Gregory Maguire had no idea what he was unleashing when he wrote Wicked: The Life and Times of the Wicked Witch of the West in 1995. Since then, a tremendous amount of energy has been spent on revisiting the antagonists from fairy tales to modern fiction in an effort to explain their motivations. Quite often, the opponent is more interesting than the protagonist so there’s an appetite to understanding what made them “evil”.
Another trend has been taking the classic fairy tales and first making them into palatable Disney animated fare followed by live-action adaptations and stage editions. By combining the above, we arrive this year with Maleficent. Perhaps the single most arresting visual in the Disney rogues gallery, this cunning sorcerer has given generations nightmares since the cartoon version arrived in 1959.
With Angelina Jolie as the title character, this had the making of a fascinating character story hidden under layers of action, adventure, and humor as she cursed young Aurora who went on to become known as Sleeping Beauty. The pedigree both before and behind the camera promised a grand experience which is why the final product, out Tuesday as a DVD Combo Pack, is so disappointing.
Linda Woolverton, who has virtually lived writing fairy tales for Disney since Beauty and the Beast in 1991, seemed a perfect choice for the project. She dutifully did her homework and found a key to understand why Maleficent was evil. In the Charles Perrault and Brothers Grimm retelling of the story, she was a fairy and fairies, after all, have wings.
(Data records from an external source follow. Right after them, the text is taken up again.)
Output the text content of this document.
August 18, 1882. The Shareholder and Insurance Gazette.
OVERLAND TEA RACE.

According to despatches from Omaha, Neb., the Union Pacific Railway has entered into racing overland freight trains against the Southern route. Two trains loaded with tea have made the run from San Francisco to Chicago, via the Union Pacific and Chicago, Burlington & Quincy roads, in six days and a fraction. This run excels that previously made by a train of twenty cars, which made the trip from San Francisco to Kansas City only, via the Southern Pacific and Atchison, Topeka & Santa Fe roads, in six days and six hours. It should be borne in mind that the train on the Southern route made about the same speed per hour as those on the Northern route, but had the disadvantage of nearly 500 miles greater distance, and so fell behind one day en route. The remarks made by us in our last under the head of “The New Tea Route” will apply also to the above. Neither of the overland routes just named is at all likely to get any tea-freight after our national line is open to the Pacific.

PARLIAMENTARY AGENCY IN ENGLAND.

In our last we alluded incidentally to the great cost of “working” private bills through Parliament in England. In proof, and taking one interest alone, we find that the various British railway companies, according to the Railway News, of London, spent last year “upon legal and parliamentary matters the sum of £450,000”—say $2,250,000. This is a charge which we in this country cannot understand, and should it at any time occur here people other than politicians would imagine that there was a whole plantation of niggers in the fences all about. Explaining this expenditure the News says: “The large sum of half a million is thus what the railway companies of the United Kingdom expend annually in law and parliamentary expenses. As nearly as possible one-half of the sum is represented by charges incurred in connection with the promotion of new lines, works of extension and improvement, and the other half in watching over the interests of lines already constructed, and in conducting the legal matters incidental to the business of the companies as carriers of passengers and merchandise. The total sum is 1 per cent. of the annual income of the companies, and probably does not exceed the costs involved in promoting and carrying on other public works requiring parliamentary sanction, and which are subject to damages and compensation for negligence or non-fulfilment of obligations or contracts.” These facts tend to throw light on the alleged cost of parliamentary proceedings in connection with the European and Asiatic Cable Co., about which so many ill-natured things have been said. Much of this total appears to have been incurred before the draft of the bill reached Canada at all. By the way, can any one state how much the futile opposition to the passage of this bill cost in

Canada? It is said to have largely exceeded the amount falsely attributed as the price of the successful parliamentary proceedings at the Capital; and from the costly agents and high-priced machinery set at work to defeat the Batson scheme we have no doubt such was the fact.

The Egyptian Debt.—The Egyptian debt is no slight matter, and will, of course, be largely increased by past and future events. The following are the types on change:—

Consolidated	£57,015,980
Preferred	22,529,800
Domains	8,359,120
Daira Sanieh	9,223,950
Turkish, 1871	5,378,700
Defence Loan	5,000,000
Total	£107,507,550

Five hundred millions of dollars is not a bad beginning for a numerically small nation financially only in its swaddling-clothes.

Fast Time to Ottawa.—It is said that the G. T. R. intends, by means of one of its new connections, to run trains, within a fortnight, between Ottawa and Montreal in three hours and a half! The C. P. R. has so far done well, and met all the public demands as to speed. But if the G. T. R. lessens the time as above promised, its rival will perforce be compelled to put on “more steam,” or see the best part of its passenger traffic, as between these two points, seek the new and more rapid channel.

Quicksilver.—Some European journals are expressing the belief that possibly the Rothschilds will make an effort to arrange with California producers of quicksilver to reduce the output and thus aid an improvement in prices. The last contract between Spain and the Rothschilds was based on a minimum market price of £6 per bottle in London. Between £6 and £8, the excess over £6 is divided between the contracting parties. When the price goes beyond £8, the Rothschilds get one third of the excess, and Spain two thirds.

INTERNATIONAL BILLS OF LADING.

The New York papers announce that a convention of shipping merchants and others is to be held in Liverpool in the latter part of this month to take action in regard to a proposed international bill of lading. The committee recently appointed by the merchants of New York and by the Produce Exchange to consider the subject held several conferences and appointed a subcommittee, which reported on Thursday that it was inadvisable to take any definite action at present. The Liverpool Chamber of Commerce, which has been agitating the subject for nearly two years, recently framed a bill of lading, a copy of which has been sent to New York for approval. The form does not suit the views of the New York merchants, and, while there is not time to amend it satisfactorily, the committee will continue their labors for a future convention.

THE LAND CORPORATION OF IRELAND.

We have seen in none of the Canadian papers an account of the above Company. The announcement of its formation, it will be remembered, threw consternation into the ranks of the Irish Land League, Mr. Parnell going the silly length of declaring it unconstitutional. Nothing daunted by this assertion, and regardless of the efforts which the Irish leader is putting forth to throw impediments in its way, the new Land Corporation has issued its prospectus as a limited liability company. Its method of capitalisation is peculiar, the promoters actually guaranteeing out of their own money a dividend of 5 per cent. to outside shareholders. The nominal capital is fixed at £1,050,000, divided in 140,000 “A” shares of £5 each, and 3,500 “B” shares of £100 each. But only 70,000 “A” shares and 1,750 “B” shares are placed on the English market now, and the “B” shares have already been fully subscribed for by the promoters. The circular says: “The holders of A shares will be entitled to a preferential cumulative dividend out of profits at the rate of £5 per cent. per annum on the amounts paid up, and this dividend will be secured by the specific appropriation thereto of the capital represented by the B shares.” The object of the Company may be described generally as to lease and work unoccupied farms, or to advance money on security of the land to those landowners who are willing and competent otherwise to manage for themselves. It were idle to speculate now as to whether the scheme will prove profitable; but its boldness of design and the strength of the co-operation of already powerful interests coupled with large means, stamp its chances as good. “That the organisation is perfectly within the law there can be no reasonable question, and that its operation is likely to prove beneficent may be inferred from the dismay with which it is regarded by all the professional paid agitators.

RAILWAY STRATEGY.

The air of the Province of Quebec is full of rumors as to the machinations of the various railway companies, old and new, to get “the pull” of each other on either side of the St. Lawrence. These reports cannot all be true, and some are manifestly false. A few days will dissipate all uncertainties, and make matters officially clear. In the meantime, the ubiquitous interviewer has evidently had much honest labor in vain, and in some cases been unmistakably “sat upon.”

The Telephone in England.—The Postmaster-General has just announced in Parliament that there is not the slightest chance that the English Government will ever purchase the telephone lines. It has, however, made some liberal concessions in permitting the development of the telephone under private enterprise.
Once she asked, “where are Maleficent’s wings?” that he story was found.
The film tells of young Maleficent (Ella Purnell and Isobelle Molloy), an orphan fairy, who is somehow the leader of the mystic realm known only as the Moors. When an orphan human, Stefan (Michael Higgins, later Sharlto Copley), wanders from his adjoining lands, an unlikely friendship develops. But then he vanishes and the next time we see him he is a servant to King Henry (Kenneth Cranham) and we’re told, but never shown, he had become greedy. Instead, Henry leads a vast army towards the Moors where he is repelled by Maleficent and her enchanted allies where he is mortally wounded.
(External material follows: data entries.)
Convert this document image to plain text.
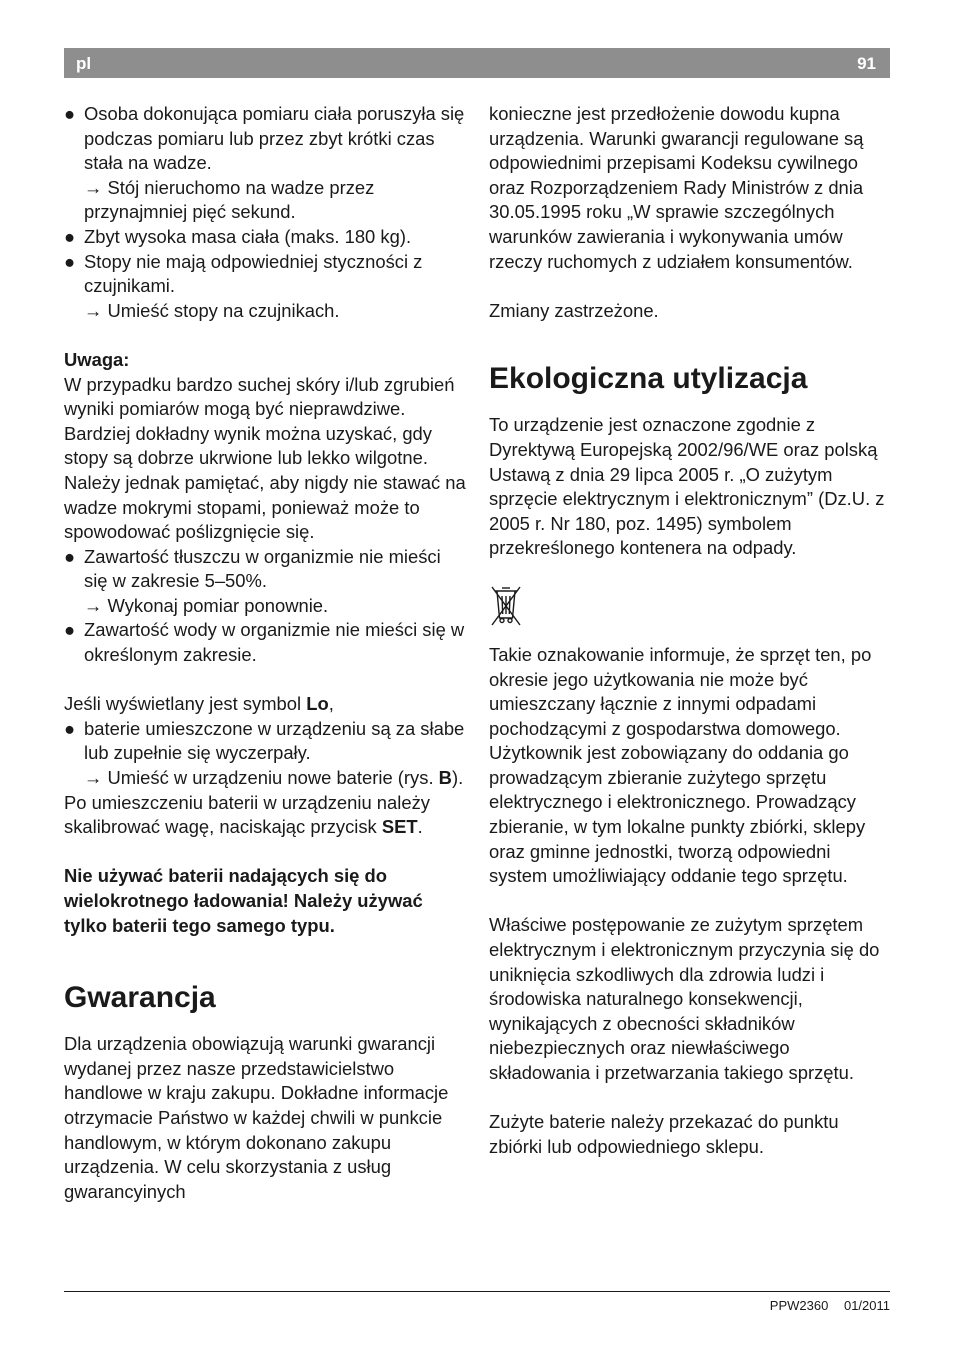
pl	91
● Osoba dokonująca pomiaru ciała poruszyła się podczas pomiaru lub przez zbyt krótki czas stała na wadze.

→ Stój nieruchomo na wadze przez przynajmniej pięć sekund.

● Zbyt wysoka masa ciała (maks. 180 kg).

● Stopy nie mają odpowiedniej styczności z czujnikami.

→ Umieść stopy na czujnikach.

Uwaga:

W przypadku bardzo suchej skóry i/lub zgrubień wyniki pomiarów mogą być nieprawdziwe. Bardziej dokładny wynik można uzyskać, gdy stopy są dobrze ukrwione lub lekko wilgotne. Należy jednak pamiętać, aby nigdy nie stawać na wadze mokrymi stopami, ponieważ może to spowodować poślizgnięcie się.

● Zawartość tłuszczu w organizmie nie mieści się w zakresie 5–50%.

→ Wykonaj pomiar ponownie.

● Zawartość wody w organizmie nie mieści się w określonym zakresie.

Jeśli wyświetlany jest symbol Lo,

● baterie umieszczone w urządzeniu są za słabe lub zupełnie się wyczerpały.

→ Umieść w urządzeniu nowe baterie (rys. B).

Po umieszczeniu baterii w urządzeniu należy skalibrować wagę, naciskając przycisk SET.

Nie używać baterii nadających się do wielokrotnego ładowania! Należy używać tylko baterii tego samego typu.

Gwarancja

Dla urządzenia obowiązują warunki gwarancji wydanej przez nasze przedstawicielstwo handlowe w kraju zakupu. Dokładne informacje otrzymacie Państwo w każdej chwili w punkcie handlowym, w którym dokonano zakupu urządzenia. W celu skorzystania z usług gwarancyinych

konieczne jest przedłożenie dowodu kupna urządzenia. Warunki gwarancji regulowane są odpowiednimi przepisami Kodeksu cywilnego oraz Rozporządzeniem Rady Ministrów z dnia 30.05.1995 roku „W sprawie szczególnych warunków zawierania i wykonywania umów rzeczy ruchomych z udziałem konsumentów.

Zmiany zastrzeżone.

Ekologiczna utylizacja

To urządzenie jest oznaczone zgodnie z Dyrektywą Europejską 2002/96/WE oraz polską Ustawą z dnia 29 lipca 2005 r. „O zużytym sprzęcie elektrycznym i elektronicznym” (Dz.U. z 2005 r. Nr 180, poz. 1495) symbolem przekreślonego kontenera na odpady.

Takie oznakowanie informuje, że sprzęt ten, po okresie jego użytkowania nie może być umieszczany łącznie z innymi odpadami pochodzącymi z gospodarstwa domowego. Użytkownik jest zobowiązany do oddania go prowadzącym zbieranie zużytego sprzętu elektrycznego i elektronicznego. Prowadzący zbieranie, w tym lokalne punkty zbiórki, sklepy oraz gminne jednostki, tworzą odpowiedni system umożliwiający oddanie tego sprzętu.

Właściwe postępowanie ze zużytym sprzętem elektrycznym i elektronicznym przyczynia się do uniknięcia szkodliwych dla zdrowia ludzi i środowiska naturalnego konsekwencji, wynikających z obecności składników niebezpiecznych oraz niewłaściwego składowania i przetwarzania takiego sprzętu.

Zużyte baterie należy przekazać do punktu zbiórki lub odpowiedniego sklepu.

PPW2360 01/2011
Stefan renews his acquaintance with Maleficent in order to kill her and become heir to the throne. When he drugs her, after forgiving him his absence, he finds he cannot end her life but instead steals her wings, effectively ruining her and winning him the throne. Now she’s pissed and seethes and rages and summons heretofore unseen occult energies and becomes the recognizable evil power.
Woolverton is so busy building up Maleficent and making her sympathetic that she’s forgotten to make the humans anything more than one-dimensional beings. Why does Henry want to conquer the Moors? There is no apparent enmity between them nor reason to gain the land? Why is Stefan so ambitious, forgetting his friendship? Everything the humans robs the film of being a well-rounded story.
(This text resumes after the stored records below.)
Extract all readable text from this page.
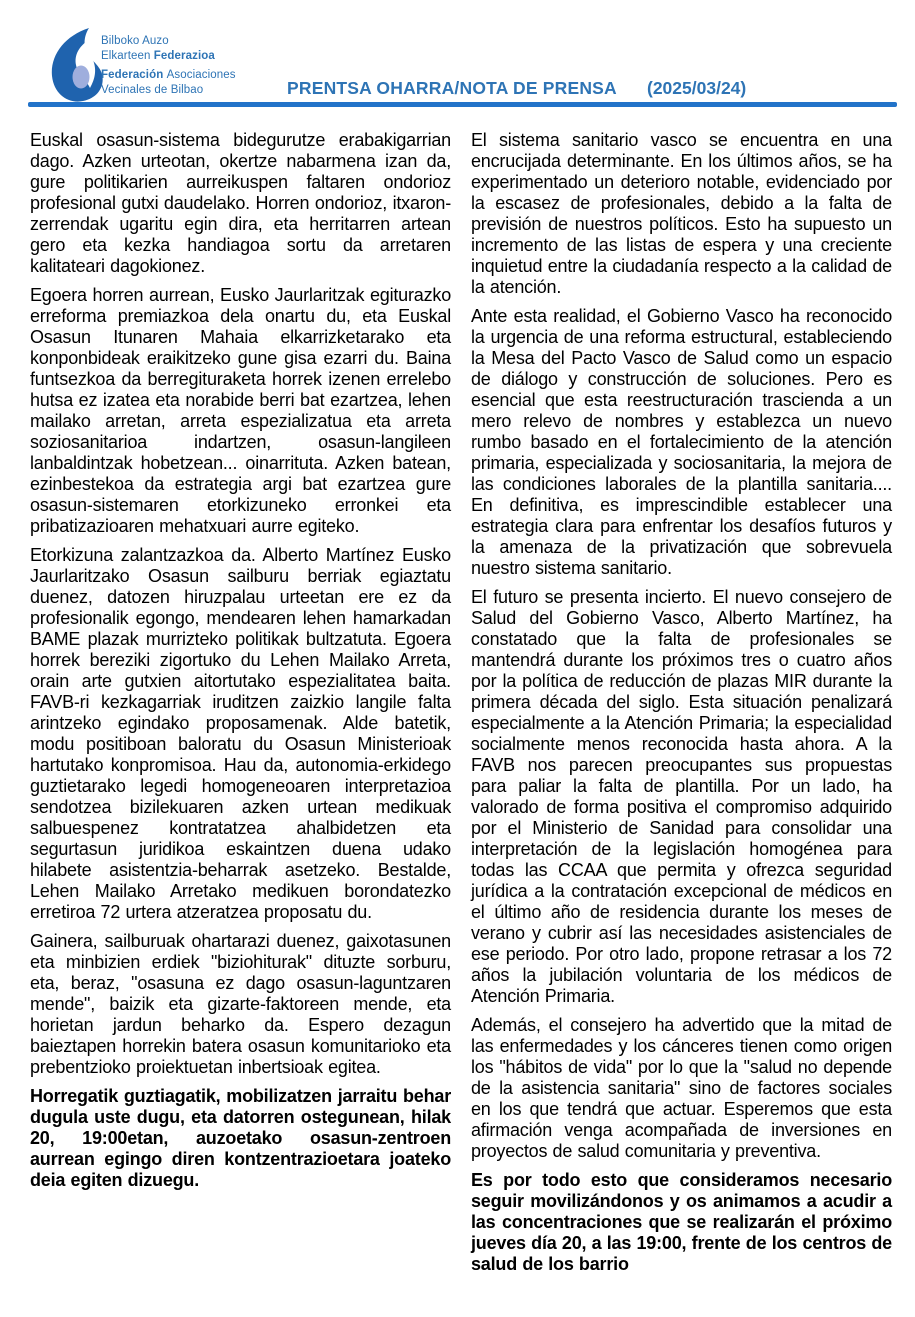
Bilboko Auzo
Elkarteen Federazioa
Federación Asociaciones
Vecinales de Bilbao	PRENTSA OHARRA/NOTA DE PRENSA (2025/03/24)

Euskal osasun-sistema bidegurutze erabakigarrian dago. Azken urteotan, okertze nabarmena izan da, gure politikarien aurreikuspen faltaren ondorioz profesional gutxi daudelako. Horren ondorioz, itxaron-zerrendak ugaritu egin dira, eta herritarren artean gero eta kezka handiagoa sortu da arretaren kalitateari dagokionez.

Egoera horren aurrean, Eusko Jaurlaritzak egiturazko erreforma premiazkoa dela onartu du, eta Euskal Osasun Itunaren Mahaia elkarrizketarako eta konponbideak eraikitzeko gune gisa ezarri du. Baina funtsezkoa da berregituraketa horrek izenen errelebo hutsa ez izatea eta norabide berri bat ezartzea, lehen mailako arretan, arreta espezializatua eta arreta soziosanitarioa indartzen, osasun-langileen lanbaldintzak hobetzean... oinarrituta. Azken batean, ezinbestekoa da estrategia argi bat ezartzea gure osasun-sistemaren etorkizuneko erronkei eta pribatizazioaren mehatxuari aurre egiteko.

Etorkizuna zalantzazkoa da. Alberto Martínez Eusko Jaurlaritzako Osasun sailburu berriak egiaztatu duenez, datozen hiruzpalau urteetan ere ez da profesionalik egongo, mendearen lehen hamarkadan BAME plazak murrizteko politikak bultzatuta. Egoera horrek bereziki zigortuko du Lehen Mailako Arreta, orain arte gutxien aitortutako espezialitatea baita. FAVB-ri kezkagarriak iruditzen zaizkio langile falta arintzeko egindako proposamenak. Alde batetik, modu positiboan baloratu du Osasun Ministerioak hartutako konpromisoa. Hau da, autonomia-erkidego guztietarako legedi homogeneoaren interpretazioa sendotzea bizilekuaren azken urtean medikuak salbuespenez kontratatzea ahalbidetzen eta segurtasun juridikoa eskaintzen duena udako hilabete asistentzia-beharrak asetzeko. Bestalde, Lehen Mailako Arretako medikuen borondatezko erretiroa 72 urtera atzeratzea proposatu du.

Gainera, sailburuak ohartarazi duenez, gaixotasunen eta minbizien erdiek "biziohiturak" dituzte sorburu, eta, beraz, "osasuna ez dago osasun-laguntzaren mende", baizik eta gizarte-faktoreen mende, eta horietan jardun beharko da. Espero dezagun baieztapen horrekin batera osasun komunitarioko eta prebentzioko proiektuetan inbertsioak egitea.

Horregatik guztiagatik, mobilizatzen jarraitu behar dugula uste dugu, eta datorren ostegunean, hilak 20, 19:00etan, auzoetako osasun-zentroen aurrean egingo diren kontzentrazioetara joateko deia egiten dizuegu.

El sistema sanitario vasco se encuentra en una encrucijada determinante. En los últimos años, se ha experimentado un deterioro notable, evidenciado por la escasez de profesionales, debido a la falta de previsión de nuestros políticos. Esto ha supuesto un incremento de las listas de espera y una creciente inquietud entre la ciudadanía respecto a la calidad de la atención.

Ante esta realidad, el Gobierno Vasco ha reconocido la urgencia de una reforma estructural, estableciendo la Mesa del Pacto Vasco de Salud como un espacio de diálogo y construcción de soluciones. Pero es esencial que esta reestructuración trascienda a un mero relevo de nombres y establezca un nuevo rumbo basado en el fortalecimiento de la atención primaria, especializada y sociosanitaria, la mejora de las condiciones laborales de la plantilla sanitaria.... En definitiva, es imprescindible establecer una estrategia clara para enfrentar los desafíos futuros y la amenaza de la privatización que sobrevuela nuestro sistema sanitario.

El futuro se presenta incierto. El nuevo consejero de Salud del Gobierno Vasco, Alberto Martínez, ha constatado que la falta de profesionales se mantendrá durante los próximos tres o cuatro años por la política de reducción de plazas MIR durante la primera década del siglo. Esta situación penalizará especialmente a la Atención Primaria; la especialidad socialmente menos reconocida hasta ahora. A la FAVB nos parecen preocupantes sus propuestas para paliar la falta de plantilla. Por un lado, ha valorado de forma positiva el compromiso adquirido por el Ministerio de Sanidad para consolidar una interpretación de la legislación homogénea para todas las CCAA que permita y ofrezca seguridad jurídica a la contratación excepcional de médicos en el último año de residencia durante los meses de verano y cubrir así las necesidades asistenciales de ese periodo. Por otro lado, propone retrasar a los 72 años la jubilación voluntaria de los médicos de Atención Primaria.

Además, el consejero ha advertido que la mitad de las enfermedades y los cánceres tienen como origen los "hábitos de vida" por lo que la "salud no depende de la asistencia sanitaria" sino de factores sociales en los que tendrá que actuar. Esperemos que esta afirmación venga acompañada de inversiones en proyectos de salud comunitaria y preventiva.

Es por todo esto que consideramos necesario seguir movilizándonos y os animamos a acudir a las concentraciones que se realizarán el próximo jueves día 20, a las 19:00, frente de los centros de salud de los barrio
Similarly, the three fairies who arrive to first bless then care for Stefan’s daughter Aurora (Vivienne Jolie-Pitt, Eleanor Worthington Cox and finally Elle Fanning) are played for comedic effect but fail at being funny, just inept, wasting the talents of Imelda Staunton (Knotgrass), Juno Temple (Thistlewit), and Lesley Manville (Flittle). The crow Diaval (Sam Riley) is enchanted by the witch and is at least interesting to watch. Memorable supporting players would have made this a far stronger film.
The most interesting development Woolverton and director Robert Stromberg bring to the story is the quasi-mother/daughter relationship between Maleficent and Aurora, who is gifted with such a kind soul that she mistakes Maleficent not as the bane of her existence but as her fairy godmother. This leads a fine twist in the retelling of this classic tale.
The effects are swell, the dragon transformation and climax strong but the underlying motivations are so weak that it really robs the film of the strength of its themes. As a result, this 97 minute story disappoints more than it thrills. Clearly, though, I am in the majority since its worldwide box office is over $750 million.
The film comes as a Blu-ray, DVD, Digital HD combo pack and the high definition transfer is rich and wonderful to watch. The 7.1 DTS-HD Master Audio is a fine companion so young girls everywhere should enjoy it time and again.
For the adults, there are some nice Bonus Features, notably the five Deleted Scenes, at least two of which address the issues I raise above. Aurora: Becoming a Beauty is a lightweight look at how much Elle Fanning enjoyed becoming a princess. From Fairy Tale to Feature Film features Woolverton talking about the process without anywhere near enough time tracing the source material. Building an Epic Battle looks at the cinemagic involved in this particular action sequence while Maleficent Revealed looks at the rest of the digital effects but does so without much in the way of explanation o you just stare at before and after images as they speed by. Classic Couture examines the fine apparel worn by the characters (and probably deserves an Oscar nomination).